Sunday, September 16, 2012

Obama and the use of force

I don't understand the Republican critique of Obama's national security policy -- nor is it at all clear what a President Romney would do differently in terms of using force.

One Romney campaign official said last week that the anti-American riots in the Arab world would not have occurred if Romney were president. Really?

Eliot Cohen, a colleague of mine at SAIS who is a distinguished historian and now a Romney campaign adviser, pens a piece in the Washington Post that combines harsh words -- "hypocrisy," "unseemliness," "cringe-inducing" -- with few hard facts. Cohen blames the administration for "passivity" on Iran and Syria, as if Romney would be sending troops and bombers. He doesn't mention Libya, where Romney was for and against Obama's successful policy to oust Qaddafi without prolonged military involvement.

A more balanced analysis is in the Los Angeles Times in an article by Paul Richter.
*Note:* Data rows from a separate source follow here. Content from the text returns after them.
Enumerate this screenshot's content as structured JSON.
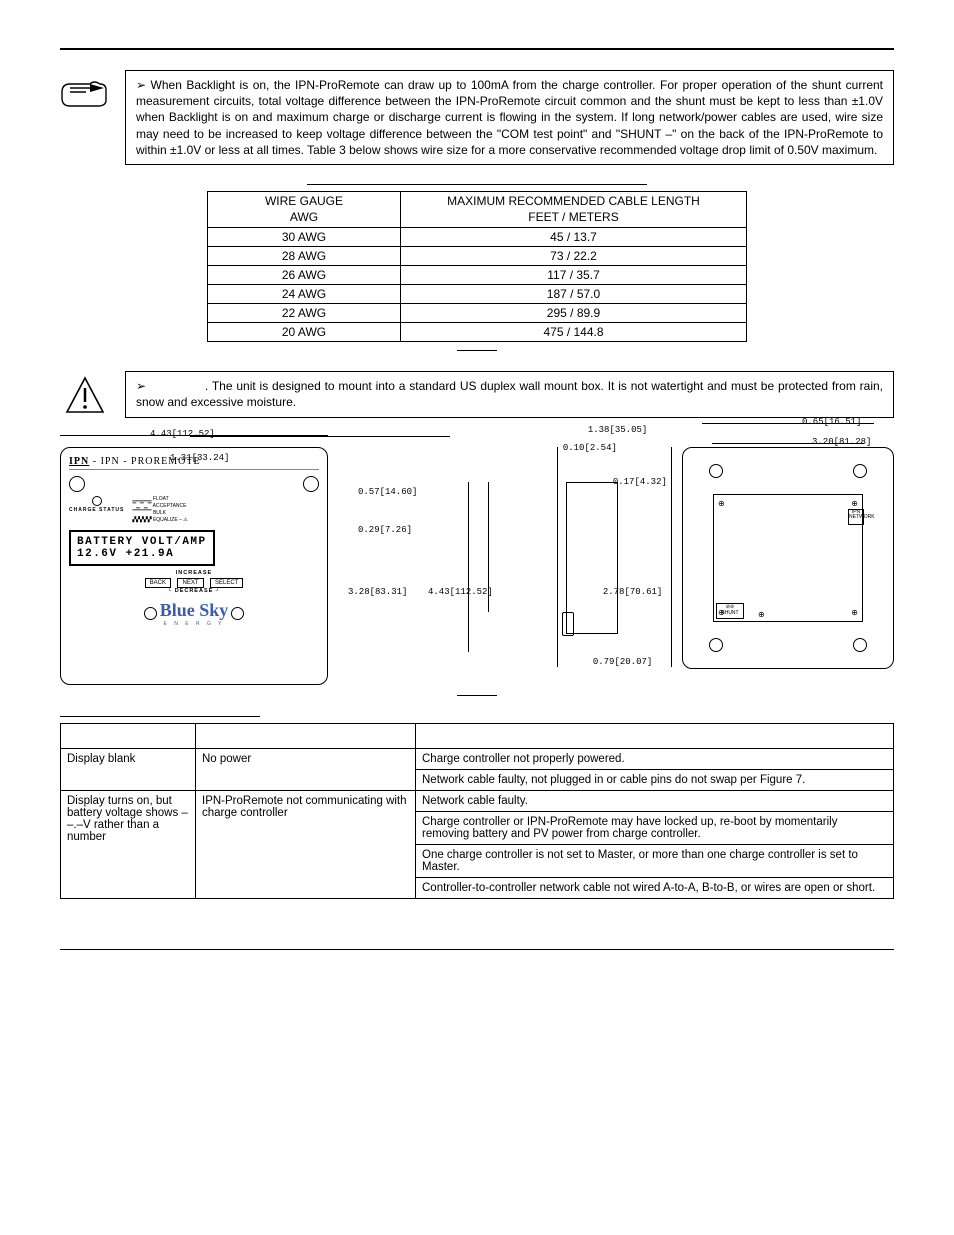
{
  "note1": {
    "text": "When Backlight is on, the IPN-ProRemote can draw up to 100mA from the charge controller. For proper operation of the shunt current measurement circuits, total voltage difference between the IPN-ProRemote circuit common and the shunt must be kept to less than ±1.0V when Backlight is on and maximum charge or discharge current is flowing in the system. If long network/power cables are used, wire size may need to be increased to keep voltage difference between the \"COM test point\" and \"SHUNT –\" on the back of the IPN-ProRemote to within ±1.0V or less at all times. Table 3 below shows wire size for a more conservative recommended voltage drop limit of 0.50V maximum."
  },
  "table3": {
    "header_col1_l1": "WIRE GAUGE",
    "header_col1_l2": "AWG",
    "header_col2_l1": "MAXIMUM RECOMMENDED CABLE LENGTH",
    "header_col2_l2": "FEET / METERS",
    "rows": [
      {
        "gauge": "30 AWG",
        "length": "45 / 13.7"
      },
      {
        "gauge": "28 AWG",
        "length": "73 / 22.2"
      },
      {
        "gauge": "26 AWG",
        "length": "117 / 35.7"
      },
      {
        "gauge": "24 AWG",
        "length": "187 / 57.0"
      },
      {
        "gauge": "22 AWG",
        "length": "295 / 89.9"
      },
      {
        "gauge": "20 AWG",
        "length": "475 / 144.8"
      }
    ]
  },
  "note2": {
    "text": ". The unit is designed to mount into a standard US duplex wall mount box. It is not watertight and must be protected from rain, snow and excessive moisture."
  },
  "figure": {
    "front": {
      "width_dim": "4.43[112.52]",
      "inner_dim": "1.31[33.24]",
      "title": "IPN - PROREMOTE",
      "status_label": "CHARGE\nSTATUS",
      "mode_float": "FLOAT",
      "mode_accept": "ACCEPTANCE",
      "mode_bulk": "BULK",
      "mode_eq": "EQUALIZE",
      "lcd_l1": "BATTERY  VOLT/AMP",
      "lcd_l2": "12.6V      +21.9A",
      "btn_increase": "INCREASE",
      "btn_back": "BACK",
      "btn_next": "NEXT",
      "btn_select": "SELECT",
      "btn_decrease": "DECREASE",
      "logo": "Blue Sky",
      "logo_sub": "E N E R G Y"
    },
    "mid": {
      "d1": "0.57[14.60]",
      "d2": "0.29[7.26]",
      "d3": "3.28[83.31]",
      "d4": "4.43[112.52]"
    },
    "side": {
      "d1": "1.38[35.05]",
      "d2": "0.10[2.54]",
      "d3": "0.17[4.32]",
      "d4": "2.78[70.61]",
      "d5": "0.79[20.07]"
    },
    "back": {
      "d1": "0.65[16.51]",
      "d2": "3.20[81.28]",
      "label_ipn": "IPN\nNETWORK",
      "label_shunt": "SHUNT"
    }
  },
  "trouble": {
    "rows": [
      {
        "symptom": "Display blank",
        "cause": "No power",
        "corrections": [
          "Charge controller not properly powered.",
          "Network cable faulty, not plugged in or cable pins do not swap per Figure 7."
        ]
      },
      {
        "symptom": "Display turns on, but battery voltage shows – –.–V rather than a number",
        "cause": "IPN-ProRemote not communicating with charge controller",
        "corrections": [
          "Network cable faulty.",
          "Charge controller or IPN-ProRemote may have locked up, re-boot by momentarily removing battery and PV power from charge controller.",
          "One charge controller is not set to Master, or more than one charge controller is set to Master.",
          "Controller-to-controller network cable not wired A-to-A, B-to-B, or wires are open or short."
        ]
      }
    ]
  }
}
He says, quite rightly in my view, that Obama acts cautiously and tries to act in concert with others. Some unnamed aide once stupidly labeled this "leading from behind," but that does not connote the leadership required to assemble such coalitions.

1 comment:

  1. When the oppertunity presented itself in Iran, Obama did little overtly to help the students shift the political climent last year. Though some things may have happened behind the scenes, it is the public mood, emotions and energy which drive such events. Controlling the narrative in the open media while managing the resources behind the scenes is how such things are done. Both of theses things are done as a result of great advanced planing, not seeing the house on fire and asking how to use the fire hose.

    In this regard, President Obama does lead from behind, waiting to see how the political winds will blow, and wha t the polls say is the easy way out.